Despite this uncertainty, top scientists are developing
a research plan for Hemimysis in the Great Lakes.
Rhode
Island Sea Grant
Rhode
Island Sea Grant extension leader chairs $2.3 million initiative
aimed at researching deadly lobster disease
- For years, a bacterial shell disease has
affected local lobster populations without any clear explanations
of the cause. Now, a concerted search for answers is underway.

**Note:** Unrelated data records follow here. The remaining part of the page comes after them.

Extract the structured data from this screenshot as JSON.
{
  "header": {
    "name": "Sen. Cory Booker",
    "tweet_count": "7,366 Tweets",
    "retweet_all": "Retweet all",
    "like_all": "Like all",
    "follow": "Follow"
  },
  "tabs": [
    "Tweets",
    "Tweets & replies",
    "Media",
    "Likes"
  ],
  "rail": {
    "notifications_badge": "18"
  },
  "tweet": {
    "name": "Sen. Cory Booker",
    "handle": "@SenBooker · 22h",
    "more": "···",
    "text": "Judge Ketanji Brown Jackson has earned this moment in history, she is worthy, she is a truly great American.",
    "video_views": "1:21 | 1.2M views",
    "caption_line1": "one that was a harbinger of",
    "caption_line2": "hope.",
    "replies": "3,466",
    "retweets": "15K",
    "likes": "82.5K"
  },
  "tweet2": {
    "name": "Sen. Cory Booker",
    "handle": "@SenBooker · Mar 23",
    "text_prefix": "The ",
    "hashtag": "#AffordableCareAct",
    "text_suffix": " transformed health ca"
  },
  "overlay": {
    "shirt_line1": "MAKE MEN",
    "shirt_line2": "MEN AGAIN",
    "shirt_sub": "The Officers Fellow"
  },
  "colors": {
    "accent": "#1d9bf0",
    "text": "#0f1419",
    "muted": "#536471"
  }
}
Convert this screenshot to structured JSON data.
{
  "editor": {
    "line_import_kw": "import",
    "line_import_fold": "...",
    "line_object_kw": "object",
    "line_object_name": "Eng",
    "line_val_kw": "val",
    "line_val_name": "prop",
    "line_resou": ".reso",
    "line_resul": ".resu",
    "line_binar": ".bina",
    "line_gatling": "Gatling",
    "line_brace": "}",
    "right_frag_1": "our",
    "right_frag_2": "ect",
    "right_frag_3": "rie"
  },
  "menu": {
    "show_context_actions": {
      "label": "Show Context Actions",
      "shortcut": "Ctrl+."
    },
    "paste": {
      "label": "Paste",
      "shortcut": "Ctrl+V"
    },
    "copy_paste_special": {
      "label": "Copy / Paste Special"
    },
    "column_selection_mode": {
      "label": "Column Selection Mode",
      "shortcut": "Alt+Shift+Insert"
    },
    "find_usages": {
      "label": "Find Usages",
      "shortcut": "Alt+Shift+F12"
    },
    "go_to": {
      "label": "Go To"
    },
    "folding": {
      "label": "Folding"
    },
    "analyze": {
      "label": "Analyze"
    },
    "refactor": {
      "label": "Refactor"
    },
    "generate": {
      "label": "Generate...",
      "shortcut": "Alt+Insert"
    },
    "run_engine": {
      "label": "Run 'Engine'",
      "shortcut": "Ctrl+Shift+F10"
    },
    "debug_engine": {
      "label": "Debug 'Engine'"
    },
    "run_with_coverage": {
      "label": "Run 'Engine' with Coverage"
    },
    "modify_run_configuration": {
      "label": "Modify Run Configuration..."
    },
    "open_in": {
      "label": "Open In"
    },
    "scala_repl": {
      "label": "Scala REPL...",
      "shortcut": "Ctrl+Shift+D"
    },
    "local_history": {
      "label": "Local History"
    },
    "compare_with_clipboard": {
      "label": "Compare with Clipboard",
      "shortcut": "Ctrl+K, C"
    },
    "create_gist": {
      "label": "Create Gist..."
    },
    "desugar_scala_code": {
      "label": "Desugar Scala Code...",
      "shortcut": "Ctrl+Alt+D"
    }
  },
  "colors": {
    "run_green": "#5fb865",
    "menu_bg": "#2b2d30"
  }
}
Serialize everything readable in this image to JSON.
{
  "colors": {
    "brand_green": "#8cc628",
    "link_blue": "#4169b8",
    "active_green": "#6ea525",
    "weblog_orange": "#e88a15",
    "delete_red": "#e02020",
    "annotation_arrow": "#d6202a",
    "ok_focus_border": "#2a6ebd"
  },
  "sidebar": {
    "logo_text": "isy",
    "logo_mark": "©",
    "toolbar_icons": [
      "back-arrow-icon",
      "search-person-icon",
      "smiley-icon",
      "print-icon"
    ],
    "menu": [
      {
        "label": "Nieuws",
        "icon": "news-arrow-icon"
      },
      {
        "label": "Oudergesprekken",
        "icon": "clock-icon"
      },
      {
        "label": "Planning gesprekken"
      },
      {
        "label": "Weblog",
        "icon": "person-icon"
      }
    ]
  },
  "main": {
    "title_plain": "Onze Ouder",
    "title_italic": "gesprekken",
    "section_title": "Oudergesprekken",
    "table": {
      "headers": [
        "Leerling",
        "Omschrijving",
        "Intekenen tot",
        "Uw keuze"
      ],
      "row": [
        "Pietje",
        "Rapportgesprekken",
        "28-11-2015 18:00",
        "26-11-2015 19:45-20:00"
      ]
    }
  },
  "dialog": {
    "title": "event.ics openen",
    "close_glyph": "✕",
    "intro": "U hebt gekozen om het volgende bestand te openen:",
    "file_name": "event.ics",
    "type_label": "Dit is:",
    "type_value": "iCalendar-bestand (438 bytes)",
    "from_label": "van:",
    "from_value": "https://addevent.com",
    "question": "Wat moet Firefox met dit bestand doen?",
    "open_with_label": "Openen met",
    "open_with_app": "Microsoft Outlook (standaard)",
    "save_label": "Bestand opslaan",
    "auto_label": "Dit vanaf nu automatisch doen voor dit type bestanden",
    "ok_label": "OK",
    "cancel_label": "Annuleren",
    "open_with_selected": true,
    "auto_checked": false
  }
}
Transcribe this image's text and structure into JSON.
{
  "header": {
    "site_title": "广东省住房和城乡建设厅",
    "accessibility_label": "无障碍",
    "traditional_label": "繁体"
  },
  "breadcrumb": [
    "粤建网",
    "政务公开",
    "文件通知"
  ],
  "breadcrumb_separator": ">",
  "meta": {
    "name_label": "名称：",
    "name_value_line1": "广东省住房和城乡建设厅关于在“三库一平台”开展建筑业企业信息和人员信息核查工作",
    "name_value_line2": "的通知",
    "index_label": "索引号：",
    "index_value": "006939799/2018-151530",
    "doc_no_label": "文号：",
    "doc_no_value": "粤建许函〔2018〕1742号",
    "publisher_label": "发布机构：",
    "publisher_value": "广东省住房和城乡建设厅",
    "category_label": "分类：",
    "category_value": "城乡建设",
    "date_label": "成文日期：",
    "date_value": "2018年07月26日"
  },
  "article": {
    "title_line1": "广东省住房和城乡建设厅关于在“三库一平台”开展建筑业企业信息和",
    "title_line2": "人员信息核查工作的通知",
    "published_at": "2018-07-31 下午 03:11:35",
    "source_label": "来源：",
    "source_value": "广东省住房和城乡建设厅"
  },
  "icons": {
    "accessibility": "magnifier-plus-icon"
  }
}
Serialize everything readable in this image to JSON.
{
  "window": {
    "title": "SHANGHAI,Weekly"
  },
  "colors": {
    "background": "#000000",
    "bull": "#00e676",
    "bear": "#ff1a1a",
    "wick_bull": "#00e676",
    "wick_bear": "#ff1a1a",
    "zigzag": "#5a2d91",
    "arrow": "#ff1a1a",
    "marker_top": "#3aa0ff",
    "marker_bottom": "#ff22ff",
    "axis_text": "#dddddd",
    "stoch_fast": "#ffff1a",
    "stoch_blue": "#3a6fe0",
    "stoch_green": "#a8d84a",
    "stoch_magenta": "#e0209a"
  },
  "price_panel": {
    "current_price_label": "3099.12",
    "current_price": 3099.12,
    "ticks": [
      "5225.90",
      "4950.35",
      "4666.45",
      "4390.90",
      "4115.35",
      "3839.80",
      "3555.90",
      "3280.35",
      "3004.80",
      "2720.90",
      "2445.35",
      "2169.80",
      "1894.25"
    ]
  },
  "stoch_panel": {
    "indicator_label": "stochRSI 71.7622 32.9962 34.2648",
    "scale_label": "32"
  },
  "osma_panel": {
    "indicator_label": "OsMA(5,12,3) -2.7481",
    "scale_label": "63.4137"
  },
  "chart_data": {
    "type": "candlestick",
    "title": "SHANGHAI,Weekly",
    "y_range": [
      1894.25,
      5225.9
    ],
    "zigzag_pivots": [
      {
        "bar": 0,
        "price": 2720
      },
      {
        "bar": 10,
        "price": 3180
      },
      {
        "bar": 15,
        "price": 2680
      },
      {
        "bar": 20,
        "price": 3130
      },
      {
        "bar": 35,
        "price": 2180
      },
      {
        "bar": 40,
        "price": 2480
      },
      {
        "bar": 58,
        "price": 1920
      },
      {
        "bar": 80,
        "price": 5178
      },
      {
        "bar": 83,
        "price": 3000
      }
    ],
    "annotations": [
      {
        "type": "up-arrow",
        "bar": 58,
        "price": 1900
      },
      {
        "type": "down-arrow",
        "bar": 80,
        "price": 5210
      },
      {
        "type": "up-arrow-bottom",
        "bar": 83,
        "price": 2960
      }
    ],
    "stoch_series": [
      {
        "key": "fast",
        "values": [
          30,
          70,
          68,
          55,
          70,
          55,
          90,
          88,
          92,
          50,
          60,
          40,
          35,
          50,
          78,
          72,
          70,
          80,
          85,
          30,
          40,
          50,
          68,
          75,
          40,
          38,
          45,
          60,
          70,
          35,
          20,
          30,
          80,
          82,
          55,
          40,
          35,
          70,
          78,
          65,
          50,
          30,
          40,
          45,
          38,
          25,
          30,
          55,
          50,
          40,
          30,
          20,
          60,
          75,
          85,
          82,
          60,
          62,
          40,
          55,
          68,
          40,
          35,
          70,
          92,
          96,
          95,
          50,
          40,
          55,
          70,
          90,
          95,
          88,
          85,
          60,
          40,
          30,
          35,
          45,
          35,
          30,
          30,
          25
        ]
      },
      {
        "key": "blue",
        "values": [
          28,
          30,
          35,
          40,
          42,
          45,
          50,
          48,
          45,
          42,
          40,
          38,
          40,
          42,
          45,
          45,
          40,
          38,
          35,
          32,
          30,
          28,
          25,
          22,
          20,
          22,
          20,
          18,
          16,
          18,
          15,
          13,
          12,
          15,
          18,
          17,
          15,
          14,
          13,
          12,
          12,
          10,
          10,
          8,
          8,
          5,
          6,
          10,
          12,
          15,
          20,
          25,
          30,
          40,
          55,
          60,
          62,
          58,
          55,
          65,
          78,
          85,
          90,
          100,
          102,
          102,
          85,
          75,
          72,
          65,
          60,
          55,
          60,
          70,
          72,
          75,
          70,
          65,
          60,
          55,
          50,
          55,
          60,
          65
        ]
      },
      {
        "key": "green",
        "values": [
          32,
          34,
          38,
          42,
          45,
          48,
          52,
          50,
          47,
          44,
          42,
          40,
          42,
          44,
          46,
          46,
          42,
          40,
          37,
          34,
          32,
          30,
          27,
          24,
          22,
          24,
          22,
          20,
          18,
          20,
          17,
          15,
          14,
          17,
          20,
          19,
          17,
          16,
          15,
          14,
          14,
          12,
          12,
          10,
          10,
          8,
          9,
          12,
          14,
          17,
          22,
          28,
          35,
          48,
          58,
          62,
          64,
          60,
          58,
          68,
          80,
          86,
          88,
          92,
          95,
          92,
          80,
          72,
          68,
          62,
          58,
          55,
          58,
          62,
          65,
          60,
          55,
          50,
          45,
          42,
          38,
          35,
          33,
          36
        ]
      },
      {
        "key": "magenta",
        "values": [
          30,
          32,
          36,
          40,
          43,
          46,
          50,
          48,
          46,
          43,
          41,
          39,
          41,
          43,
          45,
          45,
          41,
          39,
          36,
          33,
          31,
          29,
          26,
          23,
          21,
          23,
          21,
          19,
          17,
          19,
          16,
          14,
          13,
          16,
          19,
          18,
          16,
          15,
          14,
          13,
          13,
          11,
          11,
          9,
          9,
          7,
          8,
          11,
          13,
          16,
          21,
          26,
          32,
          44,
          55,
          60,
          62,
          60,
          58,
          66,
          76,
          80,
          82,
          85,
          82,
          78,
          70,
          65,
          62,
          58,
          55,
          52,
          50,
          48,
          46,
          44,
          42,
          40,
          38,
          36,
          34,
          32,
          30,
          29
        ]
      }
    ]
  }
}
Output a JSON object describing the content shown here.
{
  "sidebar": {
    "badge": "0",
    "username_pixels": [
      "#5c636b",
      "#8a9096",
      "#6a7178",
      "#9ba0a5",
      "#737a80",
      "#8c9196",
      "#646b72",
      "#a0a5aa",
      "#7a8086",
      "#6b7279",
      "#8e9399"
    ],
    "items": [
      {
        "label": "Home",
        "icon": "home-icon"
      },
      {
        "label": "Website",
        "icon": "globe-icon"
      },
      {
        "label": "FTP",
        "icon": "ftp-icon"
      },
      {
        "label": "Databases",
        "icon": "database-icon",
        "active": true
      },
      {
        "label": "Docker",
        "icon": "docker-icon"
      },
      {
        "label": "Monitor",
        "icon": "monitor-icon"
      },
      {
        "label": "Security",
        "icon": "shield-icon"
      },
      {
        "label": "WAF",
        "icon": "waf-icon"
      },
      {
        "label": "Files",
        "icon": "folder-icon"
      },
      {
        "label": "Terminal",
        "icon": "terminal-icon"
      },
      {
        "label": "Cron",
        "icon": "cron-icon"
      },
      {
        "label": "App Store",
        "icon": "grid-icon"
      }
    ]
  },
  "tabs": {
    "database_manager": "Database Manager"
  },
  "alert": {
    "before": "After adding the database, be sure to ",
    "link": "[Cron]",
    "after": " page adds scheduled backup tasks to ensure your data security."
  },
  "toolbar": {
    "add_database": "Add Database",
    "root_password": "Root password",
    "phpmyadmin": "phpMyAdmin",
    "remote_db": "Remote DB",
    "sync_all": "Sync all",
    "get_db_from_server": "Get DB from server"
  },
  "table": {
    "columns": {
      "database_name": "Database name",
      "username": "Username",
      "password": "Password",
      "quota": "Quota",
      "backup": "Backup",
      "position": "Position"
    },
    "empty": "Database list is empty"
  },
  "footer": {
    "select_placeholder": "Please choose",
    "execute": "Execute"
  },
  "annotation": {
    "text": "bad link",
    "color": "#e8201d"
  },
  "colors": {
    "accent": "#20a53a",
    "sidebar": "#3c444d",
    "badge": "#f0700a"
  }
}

- A $3-million appropriation, sponsored by Sen. Jack Reed,
D-R.I., and Sen. Olympia Snowe, R-Maine, was used to create
the New England Lobster Research Initiative based at the
University of Rhode Island.
- Kathleen Castro, Rhode Island Sea Grant's fisheries extension
leader, was named chairwoman of the initiative’s executive
committee.
- A total of $2.3 million in grants was awarded
to nine research projects and two monitoring programs targeted
towards finding out more about a disease that afflicts as
many as a quarter of the lobsters hauled in Rhode Island.